According to a blog post written by the company’s Business Development Director Hilton Romanski, although Cisco will stop making video customer premises equipment for service providers, it will continue to develop software and cloud services to help telcos deliver IPTV and other video services to their customers.
He further highlighted that Cisoc and Technicolor plan to collaborate on developing video products for service providers, and that the team-up will include Romanski taking a seat on Technicolor’s board.
Technicolor is already a major player in this market, but acquiring Cisco’s video CPE business will double its revenue in the segment to around €3 billion, it said.
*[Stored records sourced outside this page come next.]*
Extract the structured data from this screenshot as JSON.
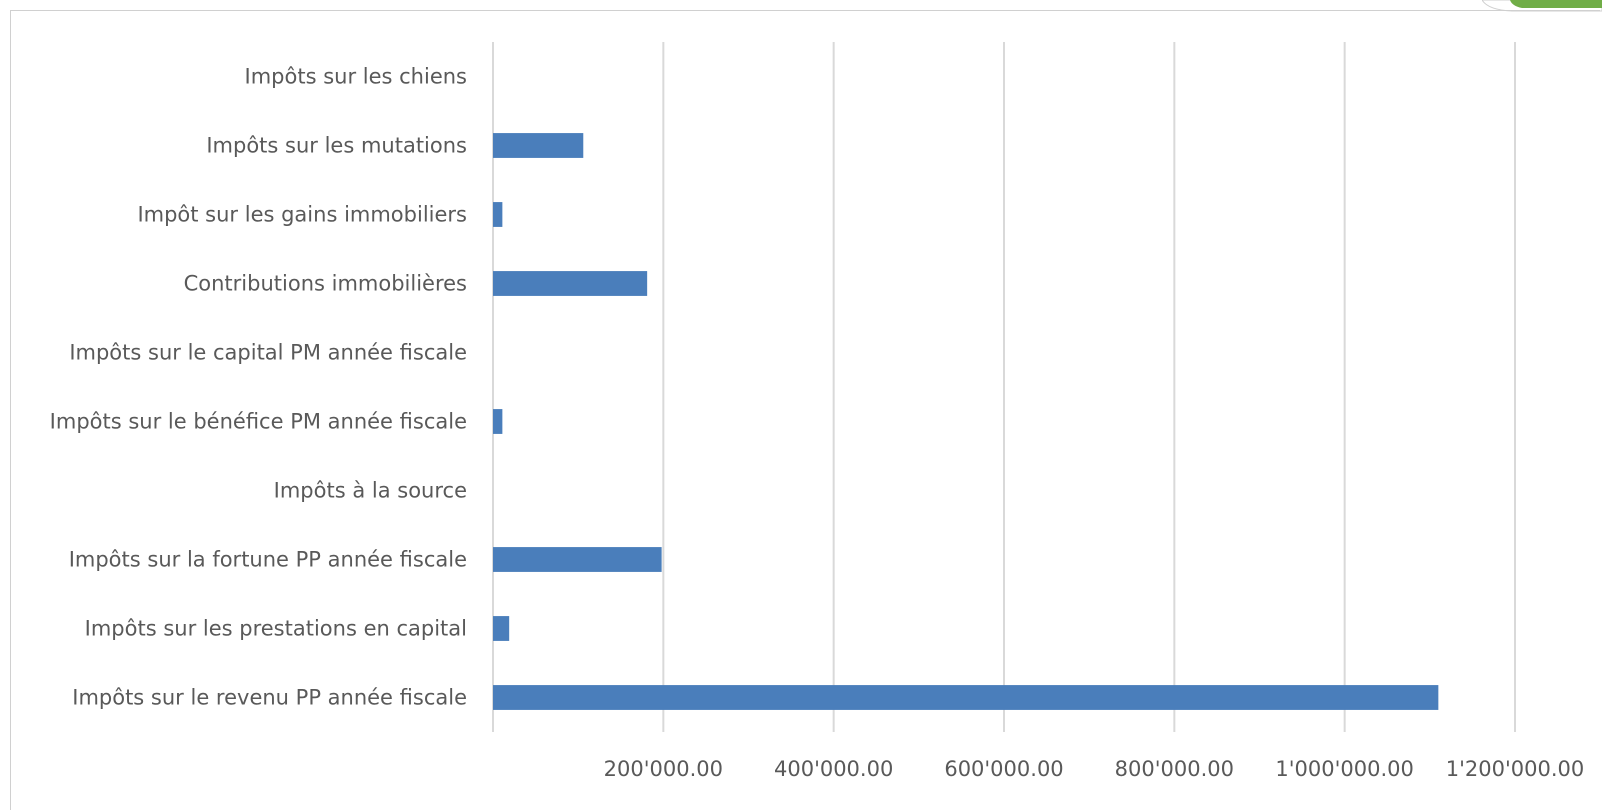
{
  "chart_data": {
    "type": "bar",
    "orientation": "horizontal",
    "title": "",
    "xlabel": "",
    "ylabel": "",
    "categories": [
      "Impôts sur le revenu PP année fiscale",
      "Impôts sur les prestations en capital",
      "Impôts sur la fortune PP année fiscale",
      "Impôts à la source",
      "Impôts sur le bénéfice PM année fiscale",
      "Impôts sur le capital PM année fiscale",
      "Contributions immobilières",
      "Impôt sur les gains immobiliers",
      "Impôts sur les mutations",
      "Impôts sur les chiens"
    ],
    "values": [
      1110000,
      19000,
      198000,
      0,
      11000,
      0,
      181000,
      11000,
      106000,
      0
    ],
    "xlim": [
      0,
      1200000
    ],
    "xticks": [
      200000,
      400000,
      600000,
      800000,
      1000000,
      1200000
    ],
    "xtick_labels": [
      "200'000.00",
      "400'000.00",
      "600'000.00",
      "800'000.00",
      "1'000'000.00",
      "1'200'000.00"
    ],
    "grid": true,
    "legend": "none",
    "bar_color": "#4a7ebb",
    "grid_color": "#d9d9d9",
    "label_color": "#595959",
    "accent_corner_color": "#70ad47"
  }
}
That revenue will come from shipping around 60 million set-top boxes and home gateways each year, building on an installed base of about 290 million set-top-boxes and 185 million gateways, it said.
The companies expect to close the sale, for €550 million ($600 million) in cash and stock.
For Cisco and Technicolor, the motivation for the Connected Devices sale is more about relative profitability: Cisco is doing better overall than its video CPE business, and selling it off will boost Cisco’s gross margin by one percentage point, Romanski wrote. Cisco generated earnings of $2.4 billion on revenue of $12.1 billion in its last fiscal quarter. Technicolor, on the other hand, is less than a sixth as profitable. The acquisitions is expected to boost Technicolor’s connected home earnings before interest, taxation, depreciation and amortisation (EBITDA) from €77 million in its last fiscal year to €200 million in the next.
Consumers touched by the deal may notice little more than a change of logo on the bottom of the box shipped by their telco – unless that collaboration between Cisco and Technicolor results in a broader market for a particular low-power wireless gateway technology in the home.